Sunday, January 7, 2018

2017's Best Books

This year I read 66 books or 19,813 pages.  Yay!  I was also part of 3 book clubs, so that led me to read a few things I wouldn't have normally but mostly it was nice just to have more local people to hang out with.  Sometimes we even talked about the books ;-D  There were a few clunkers (aren't there always?) but most of them were enjoyable.  Here are the ones I loved best this year and that have earned a place on my "always recommend" list.

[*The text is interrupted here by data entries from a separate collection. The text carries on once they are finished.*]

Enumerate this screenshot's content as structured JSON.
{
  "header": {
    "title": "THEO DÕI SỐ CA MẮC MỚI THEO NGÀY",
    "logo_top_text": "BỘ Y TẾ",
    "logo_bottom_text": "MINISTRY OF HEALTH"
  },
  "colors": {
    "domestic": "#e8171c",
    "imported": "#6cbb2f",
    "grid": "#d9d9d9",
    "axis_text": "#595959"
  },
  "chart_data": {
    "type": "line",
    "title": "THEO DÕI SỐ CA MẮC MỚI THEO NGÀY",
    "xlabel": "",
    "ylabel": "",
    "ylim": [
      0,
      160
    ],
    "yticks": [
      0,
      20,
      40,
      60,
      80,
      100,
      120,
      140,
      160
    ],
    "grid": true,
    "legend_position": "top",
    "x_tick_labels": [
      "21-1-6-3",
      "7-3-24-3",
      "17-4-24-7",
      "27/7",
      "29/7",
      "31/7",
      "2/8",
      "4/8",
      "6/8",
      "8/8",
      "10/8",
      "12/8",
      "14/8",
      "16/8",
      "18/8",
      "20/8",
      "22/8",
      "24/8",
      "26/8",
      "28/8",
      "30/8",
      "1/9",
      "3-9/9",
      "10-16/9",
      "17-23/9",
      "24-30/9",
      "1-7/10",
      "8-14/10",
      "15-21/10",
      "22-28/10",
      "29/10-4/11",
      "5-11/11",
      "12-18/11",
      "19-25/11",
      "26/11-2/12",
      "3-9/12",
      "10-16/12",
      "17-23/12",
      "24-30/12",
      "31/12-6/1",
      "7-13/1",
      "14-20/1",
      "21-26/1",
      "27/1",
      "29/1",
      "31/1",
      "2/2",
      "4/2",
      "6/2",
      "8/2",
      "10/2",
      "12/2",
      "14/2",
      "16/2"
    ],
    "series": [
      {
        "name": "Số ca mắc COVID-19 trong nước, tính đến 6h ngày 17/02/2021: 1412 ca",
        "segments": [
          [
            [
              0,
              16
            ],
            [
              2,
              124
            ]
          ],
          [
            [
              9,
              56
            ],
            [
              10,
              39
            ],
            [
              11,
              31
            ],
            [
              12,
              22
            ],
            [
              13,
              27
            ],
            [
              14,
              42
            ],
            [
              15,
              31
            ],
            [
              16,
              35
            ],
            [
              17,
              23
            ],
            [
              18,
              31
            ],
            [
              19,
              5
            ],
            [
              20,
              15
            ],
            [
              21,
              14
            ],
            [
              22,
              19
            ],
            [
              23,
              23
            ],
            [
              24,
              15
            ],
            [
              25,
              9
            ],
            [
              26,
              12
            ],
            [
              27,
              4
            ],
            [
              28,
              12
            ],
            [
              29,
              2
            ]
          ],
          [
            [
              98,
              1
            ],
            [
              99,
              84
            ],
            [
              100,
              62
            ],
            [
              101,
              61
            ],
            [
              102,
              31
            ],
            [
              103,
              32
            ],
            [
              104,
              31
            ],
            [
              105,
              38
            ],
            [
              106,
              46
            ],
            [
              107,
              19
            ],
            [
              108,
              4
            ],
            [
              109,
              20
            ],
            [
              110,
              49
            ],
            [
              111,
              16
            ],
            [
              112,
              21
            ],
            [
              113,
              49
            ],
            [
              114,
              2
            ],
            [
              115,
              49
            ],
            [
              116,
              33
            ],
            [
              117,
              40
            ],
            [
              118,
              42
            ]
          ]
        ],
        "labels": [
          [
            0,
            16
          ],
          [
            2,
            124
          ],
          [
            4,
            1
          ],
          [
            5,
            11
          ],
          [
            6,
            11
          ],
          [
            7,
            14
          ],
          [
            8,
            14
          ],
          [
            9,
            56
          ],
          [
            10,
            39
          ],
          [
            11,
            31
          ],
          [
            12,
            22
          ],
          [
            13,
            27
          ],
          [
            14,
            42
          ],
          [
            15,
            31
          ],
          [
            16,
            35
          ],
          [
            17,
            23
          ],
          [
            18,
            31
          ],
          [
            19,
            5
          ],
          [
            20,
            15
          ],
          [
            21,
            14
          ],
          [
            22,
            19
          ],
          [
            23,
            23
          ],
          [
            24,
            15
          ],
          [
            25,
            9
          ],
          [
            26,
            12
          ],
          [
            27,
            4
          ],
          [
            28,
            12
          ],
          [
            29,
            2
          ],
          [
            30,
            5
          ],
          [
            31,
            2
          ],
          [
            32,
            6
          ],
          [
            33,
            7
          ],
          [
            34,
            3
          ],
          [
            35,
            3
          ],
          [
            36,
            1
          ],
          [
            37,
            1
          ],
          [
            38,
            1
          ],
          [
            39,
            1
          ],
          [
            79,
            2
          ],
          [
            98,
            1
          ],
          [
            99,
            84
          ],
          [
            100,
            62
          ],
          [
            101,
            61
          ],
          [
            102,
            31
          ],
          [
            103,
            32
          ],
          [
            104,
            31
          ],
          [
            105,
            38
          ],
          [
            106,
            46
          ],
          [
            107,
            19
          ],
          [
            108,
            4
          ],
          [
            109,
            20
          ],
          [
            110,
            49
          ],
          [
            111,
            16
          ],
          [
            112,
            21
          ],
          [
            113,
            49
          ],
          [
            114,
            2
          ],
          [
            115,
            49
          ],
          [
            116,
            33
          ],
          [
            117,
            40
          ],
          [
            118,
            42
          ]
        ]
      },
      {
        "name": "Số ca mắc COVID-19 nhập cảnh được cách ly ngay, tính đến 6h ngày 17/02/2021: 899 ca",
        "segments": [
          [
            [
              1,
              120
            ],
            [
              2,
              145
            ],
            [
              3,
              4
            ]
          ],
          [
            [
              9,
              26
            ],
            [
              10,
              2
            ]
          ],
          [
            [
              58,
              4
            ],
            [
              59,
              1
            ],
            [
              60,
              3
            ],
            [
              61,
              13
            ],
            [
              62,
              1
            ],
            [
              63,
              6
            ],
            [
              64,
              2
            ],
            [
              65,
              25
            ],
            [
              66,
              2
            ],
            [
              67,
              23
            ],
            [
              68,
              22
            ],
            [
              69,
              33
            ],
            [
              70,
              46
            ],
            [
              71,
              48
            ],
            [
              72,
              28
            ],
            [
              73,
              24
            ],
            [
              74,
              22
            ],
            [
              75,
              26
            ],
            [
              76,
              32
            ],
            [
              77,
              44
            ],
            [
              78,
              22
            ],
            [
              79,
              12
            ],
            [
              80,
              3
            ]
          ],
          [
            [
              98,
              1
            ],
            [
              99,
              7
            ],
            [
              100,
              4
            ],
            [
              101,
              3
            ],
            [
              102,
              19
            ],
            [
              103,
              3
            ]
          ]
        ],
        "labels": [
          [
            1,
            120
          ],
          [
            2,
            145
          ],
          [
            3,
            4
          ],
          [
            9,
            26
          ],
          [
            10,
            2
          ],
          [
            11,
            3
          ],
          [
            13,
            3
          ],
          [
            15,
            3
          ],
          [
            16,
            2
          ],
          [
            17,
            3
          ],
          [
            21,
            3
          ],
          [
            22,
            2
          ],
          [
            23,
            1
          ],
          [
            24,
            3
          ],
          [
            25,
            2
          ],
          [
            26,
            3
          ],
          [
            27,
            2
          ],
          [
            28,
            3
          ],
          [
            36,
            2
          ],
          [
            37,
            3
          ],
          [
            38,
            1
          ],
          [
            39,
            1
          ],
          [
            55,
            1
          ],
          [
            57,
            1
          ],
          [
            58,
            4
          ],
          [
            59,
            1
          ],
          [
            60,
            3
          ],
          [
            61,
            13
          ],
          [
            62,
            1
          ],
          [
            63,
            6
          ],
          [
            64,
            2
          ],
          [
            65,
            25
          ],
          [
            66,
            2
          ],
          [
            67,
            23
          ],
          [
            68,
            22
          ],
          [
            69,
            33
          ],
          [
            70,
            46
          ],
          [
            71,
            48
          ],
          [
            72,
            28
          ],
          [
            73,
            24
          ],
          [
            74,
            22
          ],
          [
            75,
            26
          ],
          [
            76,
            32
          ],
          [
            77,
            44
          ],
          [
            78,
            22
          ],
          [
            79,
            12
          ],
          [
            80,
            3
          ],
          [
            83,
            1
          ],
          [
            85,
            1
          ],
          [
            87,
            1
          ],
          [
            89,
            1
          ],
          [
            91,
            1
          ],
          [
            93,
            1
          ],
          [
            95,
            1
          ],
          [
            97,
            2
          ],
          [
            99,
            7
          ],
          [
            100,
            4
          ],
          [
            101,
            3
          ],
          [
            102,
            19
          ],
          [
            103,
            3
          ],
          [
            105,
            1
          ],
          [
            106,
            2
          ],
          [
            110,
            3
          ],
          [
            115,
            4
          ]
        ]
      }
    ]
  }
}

  • The Complete Works of Jane Austen.  I was pretty sure I'd read them all over the years, but it was possible that I'd just gotten tangled up in movie adaptations (hello, Colin Firth!).  So this year I decided to revisit all of her work.  I found a great audio book of Mansfield Park read by Juliet Stevenson (herself having acted in some of those movie adaptations) and to my delight she had read all the others as well.  Having the right reader makes all the difference to a good audio book!  Feeling the need to take a break from the constant news this year, I turned to audio books to save my sanity and that made life so much more enjoyable.  As I have found when I read all of a series again in one go, reading all of Austen's work in succession allowed me to pick up on little subtleties and similarities I missed the first time (all those men with "W" names for instance).  It also allowed me to see the growth of Austen as a writer.  I still can't pick a favorite, but Persuasion has moved up the list and Emma has moved down.  I know a lot of people didn't love Lady Susan (the film version is called Love and Friendship), finding it too mean-spirited, but I thought it was hilarious.  I'd like to think this was a more accurate depiction of Jane's inner monologues as she observed the world around her.  
  • The Boys in the Boat by Daniel James Brown.  I found this book when there was a lot of press about it being one of the books that entire communities were reading together.  It's the story of the 1936 U.S. Olympic Rowing Team and how they won gold against all odds.  But it goes into the history of rowing, the very difficult lives of the boys who grew up in the Depression and fought for everything they got and how rowing helped shape them.  Honestly, this is not the kind of book I normally read, preferring fiction.  But I ADORED this book.  It kept me on the edge of my seat and I'll admit I read the last chapters more than twice.  I also found the old newsreel footage on Youtube to see how it really happened.  It gave me some insight, too, to the era that my parents grew up in.  While they would always tell us stories about making do and hardships, for some reason this book really brought all that home and showed how their generation got their resiliency and their can-do attitude that as time passed served the world well in WWII.  I also got D. to read it and he loved it as well.
  • The Art of Hearing Heartbeats by Jan-Philipp Sendker.   The story opens with Julia, arriving in Burma to search for her missing father.  The only clue she has is a love letter he wrote many years ago to a woman neither she nor her mother have ever heard of.  What she finds is yes, a love story and a mystery solved, but also a story of resilience, dedication and miracles.  The language in this book is so lyrical, so unbearably beautiful, I dare you not to be drawn in
  • Beartown by Frederik Backman.  I've been a big fan of Backman's work ever since A Man Called Ove made the list last year.  This book isn't as quirky as his others, though there are some quirky characters.  It takes on much more serious themes that ended up being very timely for what is going on in the world right now.  It's about communities, how they're formed or not formed, how they stand together or not, and how they heal or not when tragedy strikes.  It's about the dangers of putting all your hopes and dreams into one thing and one thing only.  Faced with choices, both big and small, each character in this book slowly reveals who they are and what they stand for.  It's also just as much about place as it is people, the location is just as important a character as the others.  I also think he's quite good in depicting relationships, all those little nuances and actions that started out as nothing but added up over the years become important to a couple, a group of friends, a mentor and protegee.  In typical Backman style, the direction you think the book is going in isn't necessarily where you end up, which is one of the reasons why I love his work.  
Happy reading!  If you read any of these, let me know what you think and, as always, I'd love to hear what made your list of favorites this year.